Ahora bien, en cuanto a la vertiente específica de la antropología estructuralista, Rubin (1975/1996) destacó que Lévi-Strauss se basó en la teoría de Mauss sobre el don de intercambio para hablar del parentesco por alianza como una transacción. A diferencia del parentesco por consanguinidad, en el parentesco por alianza, los hombres del grupo A intercambian mujeres con los hombres del grupo B. En efecto, los hombres son los sujetos que intercambian y las mujeres el objeto, el don de intercambio. ¿Quién decidió que esto fuera así? Evidentemente, esta teoría tampoco explica la opresión de las mujeres. El parentesco, según Rubin (1975/1996), organiza la vida social ―mediante el establecimiento de la división sexual del trabajo, la prohibición del incesto y el tabú de la homosexualidad―, por ello puede considerársele como sistema sexo-género.

Por último, en cuanto al psicoanálisis, Rubin (1975/1996) afirmó que tampoco explica a qué se debe la opresión de las mujeres.

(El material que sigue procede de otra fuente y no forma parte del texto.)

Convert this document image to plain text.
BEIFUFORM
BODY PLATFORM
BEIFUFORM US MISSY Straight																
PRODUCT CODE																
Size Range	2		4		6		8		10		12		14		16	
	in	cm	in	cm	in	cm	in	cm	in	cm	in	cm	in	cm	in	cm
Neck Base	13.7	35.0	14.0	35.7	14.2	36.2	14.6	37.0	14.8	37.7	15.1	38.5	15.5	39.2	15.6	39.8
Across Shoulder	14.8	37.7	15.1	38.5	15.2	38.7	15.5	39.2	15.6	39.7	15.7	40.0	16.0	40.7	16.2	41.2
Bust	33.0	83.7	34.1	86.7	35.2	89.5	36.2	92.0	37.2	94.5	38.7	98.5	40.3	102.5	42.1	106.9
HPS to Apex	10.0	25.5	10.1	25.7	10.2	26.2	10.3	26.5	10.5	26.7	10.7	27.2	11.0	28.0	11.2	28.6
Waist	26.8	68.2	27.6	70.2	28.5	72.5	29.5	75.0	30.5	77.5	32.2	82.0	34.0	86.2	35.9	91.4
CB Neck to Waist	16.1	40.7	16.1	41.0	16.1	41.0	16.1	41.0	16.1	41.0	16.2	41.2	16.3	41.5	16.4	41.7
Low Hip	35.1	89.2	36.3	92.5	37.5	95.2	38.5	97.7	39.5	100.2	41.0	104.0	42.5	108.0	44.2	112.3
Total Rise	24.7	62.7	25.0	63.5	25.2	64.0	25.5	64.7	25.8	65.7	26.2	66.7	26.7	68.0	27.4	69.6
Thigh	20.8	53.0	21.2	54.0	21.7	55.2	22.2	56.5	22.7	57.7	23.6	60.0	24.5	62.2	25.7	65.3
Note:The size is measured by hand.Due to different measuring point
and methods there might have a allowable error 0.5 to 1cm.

En su teoría del desarrollo psicosexual, Freud hablaba de una fase edípica que se da hacia los 3-4 años. En esta etapa, niños y niñas son ―de alguna manera― bisexuales y la madre es el objeto de deseo, lo cual es lógico pues en la primera etapa (oral) había una simbiosis entre la madre y el bebé lactante. ¿Cómo se explica, entonces, la adquisición de la feminidad y la heterosexualidad de la mujer adulta? Freud introdujo sus conceptos de complejo de castración y envidia de pene. Lacan hizo una reinterpretación de esto a la luz de una teoría del lenguaje; mejoró la idea de Freud de envidia de pene, pues puso el falo como un objeto simbólico de intercambio, pero tampoco alcanzó a explicar la cuestión de la opresión de las mujeres. Para Rubin (1975/1996), la adquisición de la “feminidad” es una brutalidad psíquica en la que las mujeres quedan resentidas. Se les roba su libido y se les obliga a practicar un erotismo masoquista. Tanto Freud como Lacan coincidieron en que los sistemas de parentesco requieren la división sexual del trabajo y la fase edípica desarrolla este proceso mediante reglas y tabúes. Por eso Rubin (1975/1996) afirmó que el feminismo debe intentar una revolución en el parentesco.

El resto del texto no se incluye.